Author | : Helen B Holmes |
Publisher | : |
Total Pages | : 388 |
Release | : 1981-04-30 |
Genre | : |
ISBN | : 9781461260080 |
Download The Custom-Made Child? Book in PDF, ePub and Kindle
Author | : Donna Bassin |
Publisher | : Yale University Press |
Total Pages | : 316 |
Release | : 1994-01-01 |
Genre | : Social Science |
ISBN | : 9780300068634 |
Download Representations of Motherhood Book in PDF, ePub and Kindle
Explores the maternal experience from the mother's point of view. The book questions a society that has devalued and sentimentalized motherhood, and presents images of generative and creative women who are also mothers. It also discusses the portrayal of mothers in art, film and literature.

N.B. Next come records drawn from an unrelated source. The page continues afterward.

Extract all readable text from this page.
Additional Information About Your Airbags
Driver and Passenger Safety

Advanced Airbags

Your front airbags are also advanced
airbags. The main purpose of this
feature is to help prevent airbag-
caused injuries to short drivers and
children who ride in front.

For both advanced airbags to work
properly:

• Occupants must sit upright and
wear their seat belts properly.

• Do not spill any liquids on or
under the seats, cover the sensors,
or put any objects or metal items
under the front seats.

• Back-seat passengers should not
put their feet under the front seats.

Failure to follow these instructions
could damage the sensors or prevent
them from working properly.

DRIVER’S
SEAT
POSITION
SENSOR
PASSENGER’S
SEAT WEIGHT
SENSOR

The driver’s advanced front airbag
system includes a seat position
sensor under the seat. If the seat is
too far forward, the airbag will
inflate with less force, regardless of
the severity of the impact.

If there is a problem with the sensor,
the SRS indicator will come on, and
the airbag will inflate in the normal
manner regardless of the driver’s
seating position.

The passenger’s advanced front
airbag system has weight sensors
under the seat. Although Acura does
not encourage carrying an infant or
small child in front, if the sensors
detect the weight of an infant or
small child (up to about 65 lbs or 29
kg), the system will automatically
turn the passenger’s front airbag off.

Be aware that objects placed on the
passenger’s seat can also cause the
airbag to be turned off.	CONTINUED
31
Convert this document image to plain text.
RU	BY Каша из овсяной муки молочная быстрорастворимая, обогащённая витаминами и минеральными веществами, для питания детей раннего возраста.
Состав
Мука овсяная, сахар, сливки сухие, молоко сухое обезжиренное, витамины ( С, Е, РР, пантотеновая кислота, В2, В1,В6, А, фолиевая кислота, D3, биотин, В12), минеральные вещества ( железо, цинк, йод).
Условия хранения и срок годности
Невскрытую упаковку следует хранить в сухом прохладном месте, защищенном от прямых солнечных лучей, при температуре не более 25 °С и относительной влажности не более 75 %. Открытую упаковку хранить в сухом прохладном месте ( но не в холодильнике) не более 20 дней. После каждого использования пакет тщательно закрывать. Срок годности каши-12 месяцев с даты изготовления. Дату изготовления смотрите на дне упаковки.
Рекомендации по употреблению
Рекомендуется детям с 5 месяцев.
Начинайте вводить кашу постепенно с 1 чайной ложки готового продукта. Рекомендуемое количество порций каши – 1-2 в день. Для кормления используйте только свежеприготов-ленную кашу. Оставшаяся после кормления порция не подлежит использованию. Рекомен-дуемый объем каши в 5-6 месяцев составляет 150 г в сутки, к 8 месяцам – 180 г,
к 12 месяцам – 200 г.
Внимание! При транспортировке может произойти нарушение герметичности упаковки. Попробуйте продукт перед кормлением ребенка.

Author | : Judith Lothian |
Publisher | : Da Capo Press |
Total Pages | : 288 |
Release | : 2017-03-28 |
Genre | : Family & Relationships |
ISBN | : 1451619227 |
Download Giving Birth With Confidence (Official Lamaze Guide, 3rd Edition) Book in PDF, ePub and Kindle
For a Safe and Healthy Birth… Your Way! Giving Birth with Confidence will help take the mystery out of having a baby and help you better understand how your body works during pregnancy and childbirth, giving you the confidence to make decisions that best ensure the safety and health of you and your baby. Giving Birth with Confidence is the first and only pregnancy and childbirth guide written by Lamaze International, the leading childbirth education organization in North America. Written with a respectful, positive tone, this book presents: • Information to help you choose your maternity care provider and place of birth • Practical strategies to help you work effectively with your care provider • Information on how pregnancy and birth progress naturally • Steps you can take to alleviate fear and manage pain during labor • The best available medical evidence to help you make informed decisions Previously titled The Official Lamaze Guide, this 3rd edition has updated information on: • How vaginal birth, keeping mother and baby together, and breastfeeding help to build the baby’s microbiome. • How hormones naturally start and regulate labor and release endorphins to help alleviate pain. • Maternity-care practices that can disrupt the body’s normal functioning. • The latest recommendations on lifestyle issues like alcohol, vitamins, and caffeine. • Room sharing and cosleeping: the controversy, recommendations, and safety guidelines. • Out-of-hospital births are on the rise: New research and advice on planned home birth, including ACOG’s revised guidelines, which support women’s choices and promote seamless transfer to hospital, if needed. • The importance of avoiding unnecessary caesareans for mother and child. Includes the new ACOG guidelines on inductions and active labor. • The research in support of the Lamaze International’s “Six Healthy Birth Practices,” which are: • Let labor begin on its own. • Walk, move around, and change positions throughout labor. • Bring a loved one, friend, or doula for continuous support. • Avoid interventions that aren’t medically necessary. • Avoid giving birth on your back and follow your body’s urges to push. • Keep mother and baby together—it’s best for mother, baby, and breastfeeding.